Los fenómenos en general, nacionales o internacionales, se entienden mal, pero, además, ya nadie quiere oír hablar de más calamidades. Tras años de terrorismo, misiles, crisis económica, deuda exterior, el mundo está fatigado. El ideal de los países de Occidente reside en la televisión por cable y, en algunas zonas, numerosos guerrilleros están deseando desayunar un cruasán.

Casi todos saben que! el deslizamiento de la economía mundial traza un horizonte: infame. Pero lo crucial es, hoy por hoy, entre los reponsables, la cita para jugar al squash. Perdido el control de los fenómenos, los buenos y los malos, parece también perdido el afán por actuar. En cuanto a los ciudadanos, agotada la fe en los gobernantes, han abandonado la fe en que merezca la pena que hagan algo. La crisis del petróleo será un mixto en comparación con la catástrofe que se ceba. Pero la reacción es prácticamente igual a cero.

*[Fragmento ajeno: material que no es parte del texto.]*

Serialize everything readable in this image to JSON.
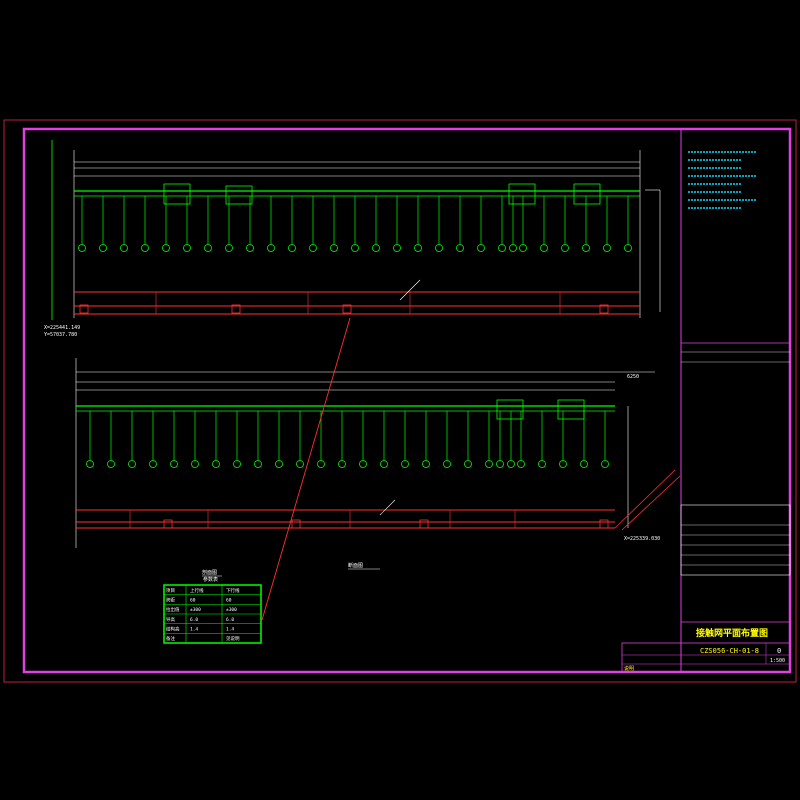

Cuando la solución es inaplazable, cuando la actuación es cuestión de vida o muerte, los responsables se reúnen en la cumbre y sólo alcanzan acuerdos parciales o previos, transacciones temporales, medidas exiguas o transitorias, tal como si no pudieran resistirse a jugar con lo peor. De esta manera, la idea de la fatalidad cunde entre las gentes. No importa de qué se trate: la riada, el SIDA, la bolsa, la guerra. El sistema ha hecho, al fin, creer que estamos en manos de Dios.